I’ve often said that the process of blogging is like talking to an empty room. By comparison, Twitter can only be described as talking to a very crowded room, with everyone else talking at the same time, frantic to make their own voices heard.
Occasionally, when I watch interviews on The Colbert Report, I see a book that makes me think “I really want to read that.” Of course, I never do, because I having little more than a passing interest about how, for example, a clever use of language has turned the French into cheese-eating surrender monkeys or the political label of ‘liberal’ into tofu-munching lefty hippies. One such exception though was a book by Andrew Keen, entitled The Cult of the Amateur: How Blogs, MySpace, YouTube, and the Rest of Today’s User-Generated Media Are Destroying Our Economy, Our Culture, and Our Values.
The book deals with Web 2.0, a term used to describe uploading rather than downloading (not an upgrade to your browser). The internet used to be much like a library in that a person could take whatever information they needed, now however, it is possible to create your own information. Inevitably, when too many amateur authors are cramming their rubbish into the shelves, good information becomes harder to find. Keen notes that “the Web 2.0 revolution is really delivering is superficial observations of the world around us rather than deep analysis, shrill opinion rather than considered judgment.” I plead guilty in some cases, I do not pretend to be an expert on that which I write, nor do I claim to be particularly original, but I would hope to think there is a difference between this blog and a YouTube video of Chris Croker crying over Britney Spears. Well, I know there is a difference; his video is much more popular.
I like democracy in almost every case, I am grateful that I am able to comment on anything I choose, and perhaps a few people will read it. I will not change history here, nor will I uncover any scandals, at best I aim for somebody out there to think “Oh yeah, maybe.” One of the few places where I am an elitist though, is information. Knowledge is power, and not everybody can handle it. Scott Adams (creator of Dilbert) writes very eloquently on the subject of cognitive dissonance, and if there is one thing to which the majority acts badly, it is being told that it is wrong.

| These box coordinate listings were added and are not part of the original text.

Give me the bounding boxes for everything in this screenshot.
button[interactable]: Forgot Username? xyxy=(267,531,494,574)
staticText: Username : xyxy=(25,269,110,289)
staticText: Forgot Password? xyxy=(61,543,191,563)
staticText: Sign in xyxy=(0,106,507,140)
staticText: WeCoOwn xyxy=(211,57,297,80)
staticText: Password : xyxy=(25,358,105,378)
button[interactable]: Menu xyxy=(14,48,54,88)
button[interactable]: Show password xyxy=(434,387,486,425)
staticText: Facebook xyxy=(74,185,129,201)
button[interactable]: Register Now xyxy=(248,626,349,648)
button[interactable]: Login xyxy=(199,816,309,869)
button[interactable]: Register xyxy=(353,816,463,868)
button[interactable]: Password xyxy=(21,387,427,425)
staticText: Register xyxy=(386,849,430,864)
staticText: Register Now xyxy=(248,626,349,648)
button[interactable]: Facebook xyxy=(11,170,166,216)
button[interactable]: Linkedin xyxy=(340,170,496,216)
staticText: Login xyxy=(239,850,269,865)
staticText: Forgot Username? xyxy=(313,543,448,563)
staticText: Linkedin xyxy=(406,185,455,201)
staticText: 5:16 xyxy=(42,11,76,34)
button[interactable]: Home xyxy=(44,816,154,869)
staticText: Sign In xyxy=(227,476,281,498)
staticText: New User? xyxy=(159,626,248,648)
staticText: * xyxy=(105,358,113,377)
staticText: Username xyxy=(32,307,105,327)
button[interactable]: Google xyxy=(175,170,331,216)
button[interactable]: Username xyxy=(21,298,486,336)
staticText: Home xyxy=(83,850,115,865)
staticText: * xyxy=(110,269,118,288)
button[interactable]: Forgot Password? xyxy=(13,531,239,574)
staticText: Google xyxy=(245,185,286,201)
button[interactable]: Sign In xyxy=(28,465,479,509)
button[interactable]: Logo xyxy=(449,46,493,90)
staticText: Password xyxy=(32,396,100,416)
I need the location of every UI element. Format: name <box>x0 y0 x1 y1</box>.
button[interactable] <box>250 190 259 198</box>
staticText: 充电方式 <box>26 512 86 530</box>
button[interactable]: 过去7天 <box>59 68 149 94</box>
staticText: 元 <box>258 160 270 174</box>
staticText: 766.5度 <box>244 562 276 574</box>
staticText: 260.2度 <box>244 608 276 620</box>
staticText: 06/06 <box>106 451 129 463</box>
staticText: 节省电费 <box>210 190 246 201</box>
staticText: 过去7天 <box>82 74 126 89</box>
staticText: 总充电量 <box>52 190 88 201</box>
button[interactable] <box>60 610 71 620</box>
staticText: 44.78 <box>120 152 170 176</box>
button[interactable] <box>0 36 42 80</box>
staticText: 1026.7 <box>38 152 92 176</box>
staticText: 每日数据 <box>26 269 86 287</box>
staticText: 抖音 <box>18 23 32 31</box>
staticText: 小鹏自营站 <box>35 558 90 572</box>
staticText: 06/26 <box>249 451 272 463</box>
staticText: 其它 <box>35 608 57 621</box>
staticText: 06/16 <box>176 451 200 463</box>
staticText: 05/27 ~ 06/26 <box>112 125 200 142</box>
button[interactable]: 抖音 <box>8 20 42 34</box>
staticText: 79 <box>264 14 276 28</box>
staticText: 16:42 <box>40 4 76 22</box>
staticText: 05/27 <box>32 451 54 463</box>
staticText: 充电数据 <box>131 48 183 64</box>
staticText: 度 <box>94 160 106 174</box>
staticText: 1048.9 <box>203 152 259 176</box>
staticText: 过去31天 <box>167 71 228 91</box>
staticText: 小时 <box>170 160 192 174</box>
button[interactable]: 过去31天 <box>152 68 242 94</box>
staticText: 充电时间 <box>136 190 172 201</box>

The result of this is Wikipedia.org, a user based encyclopaedia and the only place where facts are decided by popular vote. (there is no actual voting, but if more people believe a fact to be true, the pages get edited more often in that direction). If this were a school project between five students, it would be a good idea, since one “user” can fill gaps in another’s knowledge. On a larger scale, errors are magnified, in principle; artists write about art, linguists write about language and statisticians work on statistics pages. Instead, we have miners writing about airplanes, equestrians writing about reptiles and accountants writing about flamenco dancing. The gap between theory and practice is larger in theory than it is in practice.